"Defining the intent helps ensure that this law will pass constitutional scrutiny while at the same time achieving its primary objective, which is to preserve and protect the honor and integrity of military service and awards," said the bill's sponsor, Rep. Joe Heck, R-Nev.
The bill states that those who misrepresent their military service with the intent of receiving something of value would be subject to up to one year in prison. Following the lines of the court ruling, it exempts from punishment those who simply wear military medals or decorations that do not belong to them.
The Supreme Court, in its 6-3 decision overturning the 2006 Stolen Valor Act in June, ruled that while lying about receiving military awards might be contemptible, it was protected by the First Amendment. Several justices, however, also noted that it was established that the government could restrict speech if it involved false claims made to obtain money or other benefits.

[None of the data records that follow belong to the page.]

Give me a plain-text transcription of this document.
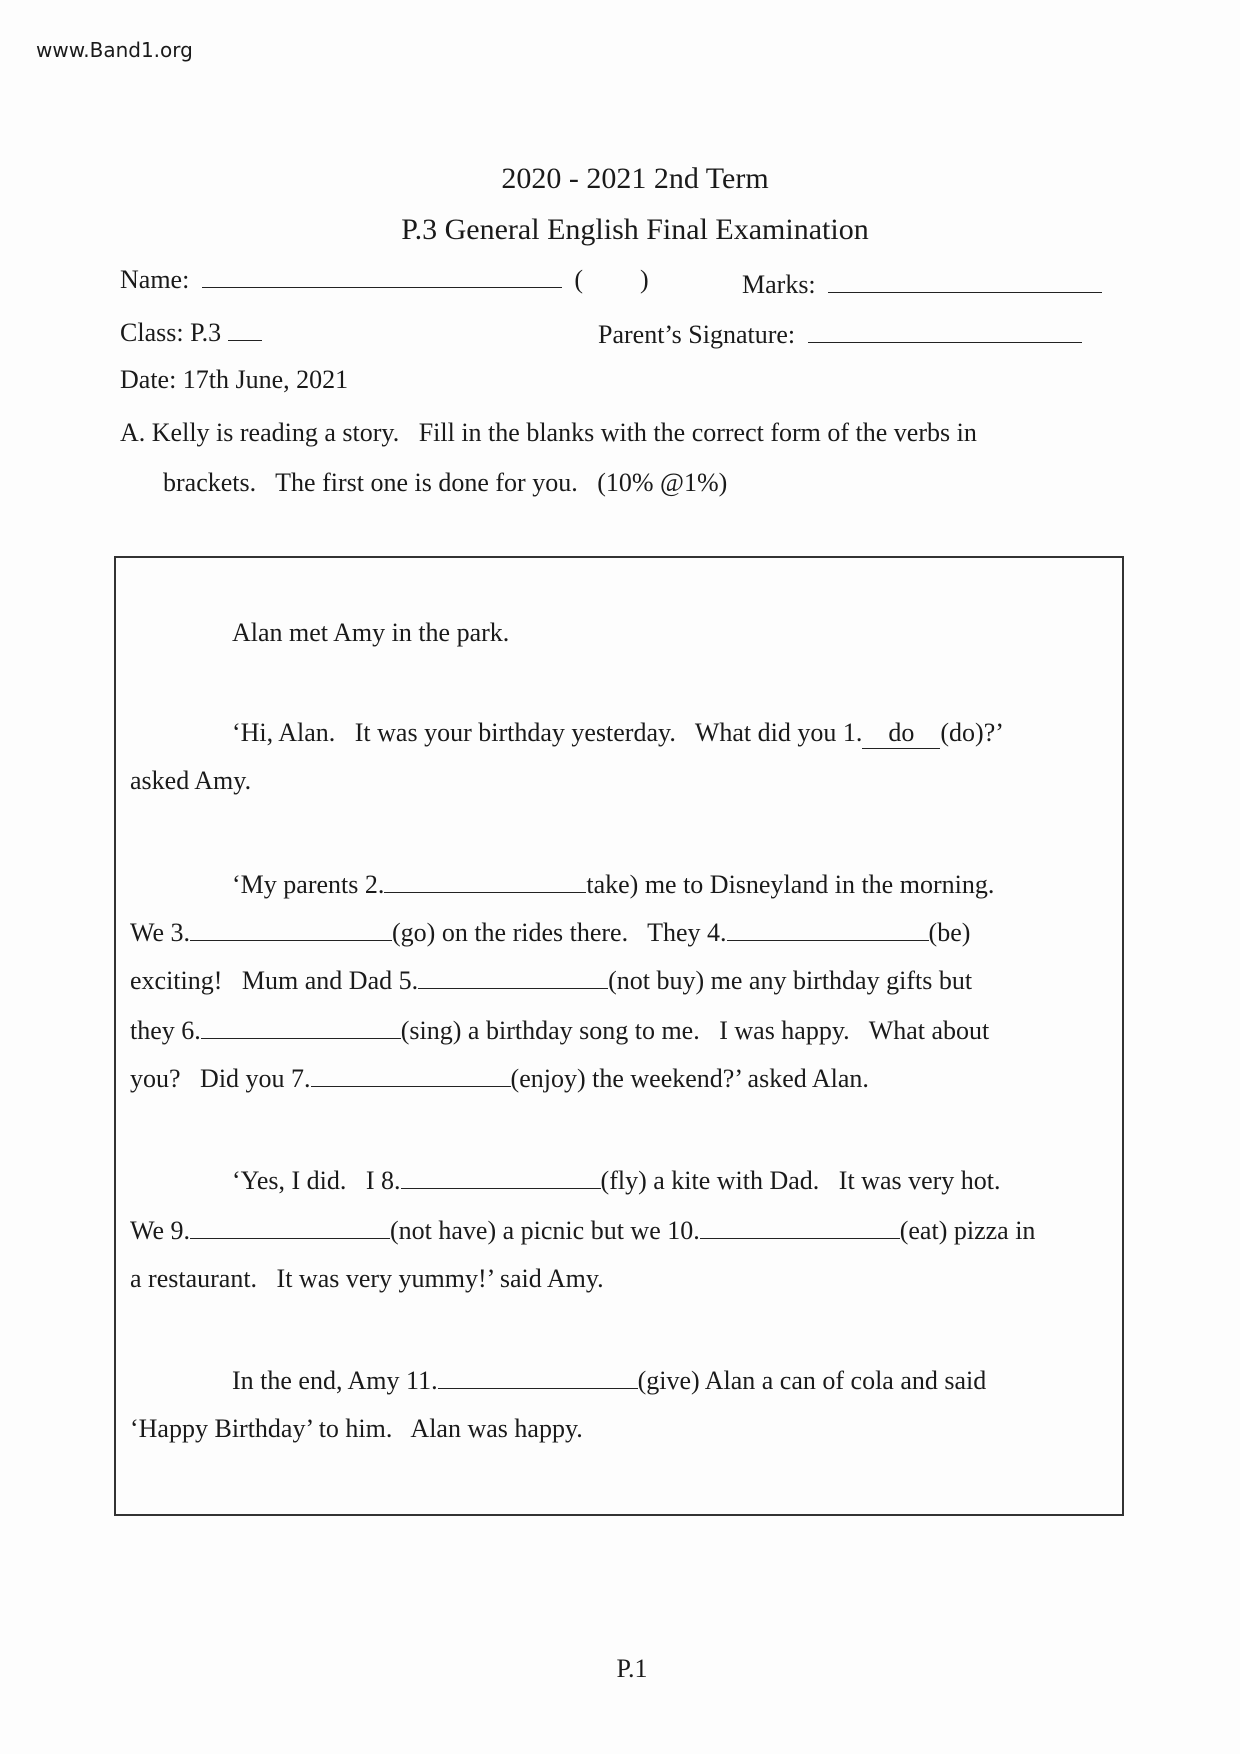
www.Band1.org
2020 - 2021 2nd Term
P.3 General English Final Examination
Name:	( )	Marks:
Class: P.3	Parent’s Signature:
Date: 17th June, 2021
A. Kelly is reading a story.   Fill in the blanks with the correct form of the verbs in
brackets.   The first one is done for you.   (10% @1%)
Alan met Amy in the park.
‘Hi, Alan.   It was your birthday yesterday.   What did you 1. do (do)?’
asked Amy.
‘My parents 2.	take) me to Disneyland in the morning.
We 3.	(go) on the rides there.   They 4.	(be)
exciting!   Mum and Dad 5.	(not buy) me any birthday gifts but
they 6.	(sing) a birthday song to me.   I was happy.   What about
you?   Did you 7.	(enjoy) the weekend?’ asked Alan.
‘Yes, I did.   I 8.	(fly) a kite with Dad.   It was very hot.
We 9.	(not have) a picnic but we 10.	(eat) pizza in
a restaurant.   It was very yummy!’ said Amy.
In the end, Amy 11.	(give) Alan a can of cola and said
‘Happy Birthday’ to him.   Alan was happy.
P.1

Even before the 2006 act, enacted at the height of the fighting in Iraq, it was a federal crime to wear unearned medals. But there was no law banning claims of being decorated.
Defense Secretary Leon Panetta, speaking at a House hearing a month after the court ruling, said the Pentagon was launching a new website listing the names of those who had received the Medal of Honor since the Sept. 11 terrorist attacks. He said the website could be expanded to include other recipients of military valor awards and medals.
The legislation now moves to the Senate, where Sen. Scott Brown, R-Mass., has introduced a companion bill.
"We cannot allow thieves and fraudsters to profit by falsely claiming the distinctions our heroes have earned," Brown said in a statement. "I will continue working in a bipartisan way to see this bill through the Senate."